— Говорите. Скорее.
— Сейчас? Но посмотрим, может, все еще устроится…
— Нет, сейчас, сейчас.
— Хорошо. Если средство будет ненужно или вам не подойдет, разговор останется между нами… Да?
— Я обещаю.
— Вам есть время обдумать мое предложение. Потому что это действительно предложение. Надо выйти за меня замуж.
Ей показалось, что она не расслышала.
— Что? Как?
— Я могу жениться на вас.
Вспомнилось, как во сне: буря, сухой шум берез, переливчатый рокот грома, ветер, ветер… и в ветре тот же голос, те же, но с ветром улетающие, неясные слова… «жениться на вас»… Конечно, ей тогда послышалось. И теперь тоже.
— Вы удивляетесь? — мягко сказал Роман Иванович. — Что же тут удивительного.
— Нет. Я не понимаю. Как вы могли? Я люблю Михаила Ржевского, я его невеста… Вы знаете. Как вы могли?
Сменцев улыбался.
— Неужели вы никогда не читали, что это была очень распространенная вещь в прежнее время? Девушки, которые хотели ехать учиться, хотели свободы и не могли уйти от семьи… Они…
— Да, да, знаю, помню… Так это вы мне предлагаете? Я поняла. Мне надо ценить, такая жертва с вашей стороны. Но ужасно, ужасно. И никогда…
— Вы думаете никогда графиня не согласится? Я не думаю. Напротив… А что же тут ужасного? Вы будете свободны… Или вы рассчитываете обвенчаться теперь с Ржевским?
— Нет… — сказала Литта и отвернулась. — О, я ничего не знаю! Прошу вас, оставьте меня теперь одну. Оставьте же меня!
Сменцев хотел еще что-то сказать, сделал шаг к ней… Но ничего не сказал, повернулся и быстро вышел.
Как-то, скуки ради, поплелся дьякон отец Хрисанф за реку, на хутор, в непогожий сентябрьский вечер.
Очень уж тоска взяла, думал Флорентия повидать, узнать что-нибудь.
Флорентия не застал, а к изумлению своему, восхищению и некоторому ужасу увидел самого Романа Ивановича.
— Батюшка! Да как же вы?.. Да когда ж прибыли-то? — воскликнул он, разводя руками и проворно сдергивая намокшую шляпу.

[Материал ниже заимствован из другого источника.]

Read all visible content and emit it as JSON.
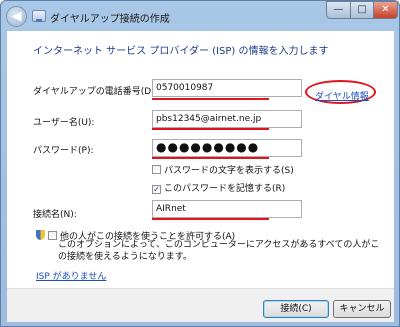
{
  "window": {
    "title": "ダイヤルアップ接続の作成",
    "controls": {
      "minimize": "—",
      "maximize": "□",
      "close": "✕"
    },
    "back_glyph": "◀"
  },
  "heading": "インターネット サービス プロバイダー (ISP) の情報を入力します",
  "form": {
    "phone": {
      "label": "ダイヤルアップの電話番号(D):",
      "value": "0570010987"
    },
    "user": {
      "label": "ユーザー名(U):",
      "value": "pbs12345@airnet.ne.jp"
    },
    "password": {
      "label": "パスワード(P):",
      "value": "●●●●●●●●●"
    },
    "show_password": {
      "label": "パスワードの文字を表示する(S)",
      "checked": false
    },
    "remember_password": {
      "label": "このパスワードを記憶する(R)",
      "checked": true,
      "mark": "✓"
    },
    "connection_name": {
      "label": "接続名(N):",
      "value": "AIRnet"
    },
    "allow_others": {
      "label": "他の人がこの接続を使うことを許可する(A)",
      "description": "このオプションによって、このコンピューターにアクセスがあるすべての人がこの接続を使えるようになります。",
      "checked": false
    }
  },
  "links": {
    "dial_info": "ダイヤル情報",
    "no_isp": "ISP がありません"
  },
  "buttons": {
    "connect": "接続(C)",
    "cancel": "キャンセル"
  },
  "colors": {
    "annotation_red": "#e0141c",
    "link_blue": "#1a4fbf",
    "heading_blue": "#1e3a8a"
  },
  "icons": {
    "back": "back-arrow-icon",
    "app": "dialup-connection-icon",
    "shield": "uac-shield-icon"
  }
}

В маленьком зальце флигеля, где жил Флорентий, на некрашеном столе горела свеча в высоком шандале. Большой, светло вычищенный самовар бурлил и фыркал, пуская пар в потолок. Самовар и какую-то затейливую закуску только что принес хуторский работник Миша, румяный и коренастый, вечно улыбающийся парень. Миша — на все руки. Он и Флорентию Власычу во флигеле служит, он и при доме, при школе, сторожем. На весь на Пчелиный он один. Хуторской дом хоть не велик, а его под школу хорошо приспособили: перегородки повыломали, помещение вышло порядочное. А в боковой комнате библиотека.
Сменцев сидел у стола, собирался чай пить. При виде отца Хрисанфа чуть-чуть нахмурился.
— Не ждали, верно?
Дьякон, конфузясь мокрого подола своего и грязных сапог, неловко усаживался на деревянном стуле.
— Да как сказать, Роман Иваныч? Ждем-то вас — ждем постоянно. А только не знаешь, когда, где вы. К Флорентию Власычу я этак часто вечерком… Не слыхать ли чего? И Флорентий Власыч отлучался; недели с три всего дома… Да он сейчас где же?
— Не знаю, я ведь прямо со станции. Не видал еще его. Придет.
Дьякон съежил костлявые плечи. Светлая, светлее лица, острая бородка уныло торчала вперед; все лицо у него было унылое, но упрямое.
— Непогодь! — сказал он, вздохнув. — Чего бы, Господи Иисусе, не поздно, а так и льет, который день. Убрались-то давно, это положим…
— Чайку, отец дьякон?
— Ежели соизволите, я бы выпил…
Сменцев достал ему из шкапика стакан, налил.
— Так уж рад я вашему прибытию, Роман Иванович, так уж рад… — начал дьякон, поперхнулся, погладил плоские, длинные волосы, как мокрая солома висевшие вдоль щек, и умолк.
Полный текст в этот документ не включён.